Ele se recusou a dizer se ele aceitaria uma Coreia do Norte com armas nucleares que pode ser impedido com sucesso de usá-las.

A administração do Trump está tentando aumentar a pressão sobre a Coréia do Norte depois que o país testou o que alegou ser uma bomba de hidrogênio no domingo, seguindo vários testes bem sucedidos de mísseis balísticos com alcance intercontinental.

"A Coréia do Norte está se comportando muito e tem que parar", disse Trump.

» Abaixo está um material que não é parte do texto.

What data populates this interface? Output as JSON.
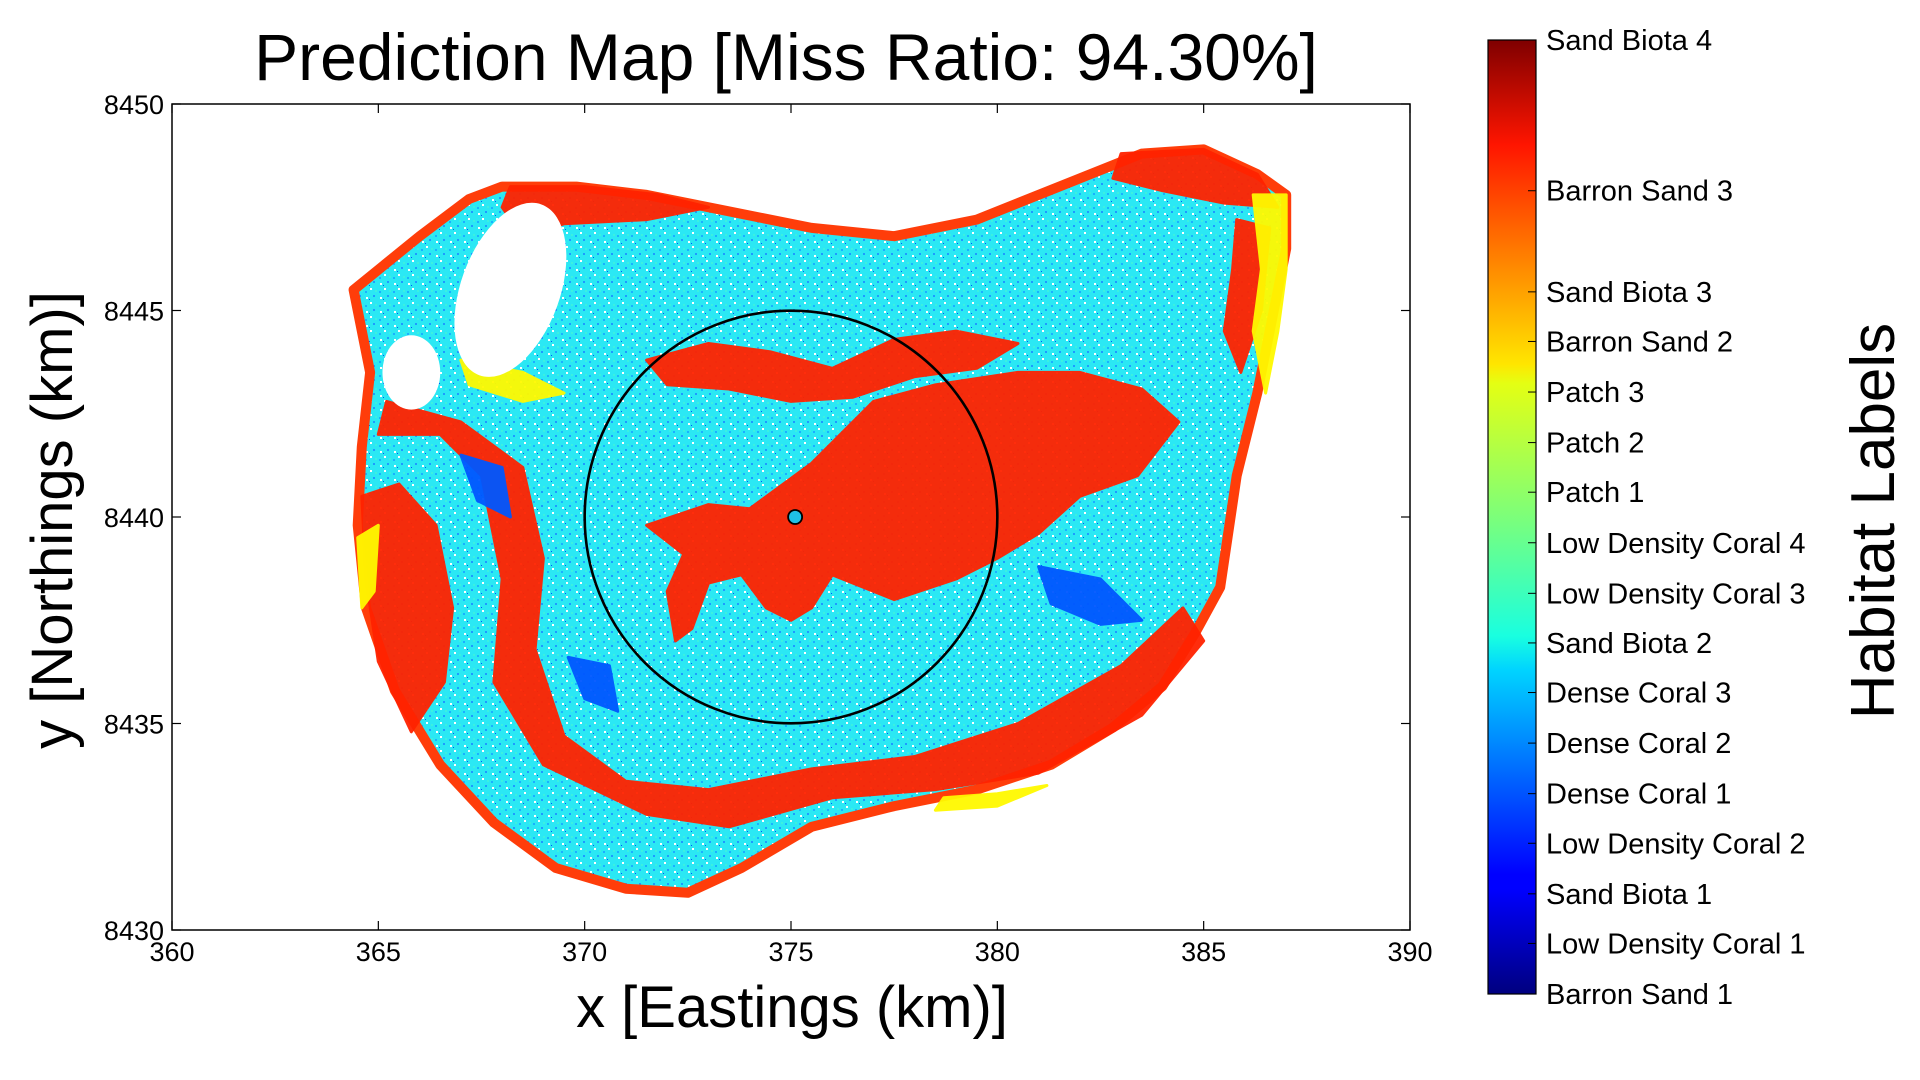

Os EUA estão circulando um projeto de resolução nas Nações Unidas que barcaria os embarques de petróleo bruto para a Coréia do Norte, proibir as exportações de produtos têxteis do país e proibir o emprego de seus trabalhadores convidados por outros países, de acordo com um diplomata do órgão mundial. A proposta também exige o congelamento dos ativos do líder norte-coreano Kim Jong Un. Mas a China e a Rússia, ambas com poder de veto no Conselho de Segurança, indicaram resistência à imposição de mais sanções à Coréia do Norte.

Trump e o presidente chinês, Xi Jinping, falaram 45 minutos na quarta-feira, enquanto o presidente dos EUA busca a ajuda da China para pressionar Pyongyang. Enquanto ambos os lados divulgaram declarações concordando com o objetivo de eliminação de armas nucleares da Península da Coreia, não houve menção aos próximos passos.

Os principais funcionários da administração do Trump, incluindo o secretário de Defesa James Mattis, o secretário de Estado Rex Tillerson e o presidente dos Chefes de Estado-Maiores, Joseph Dunford, informaram o Congresso na quarta-feira sobre a crise e a abordagem da administração.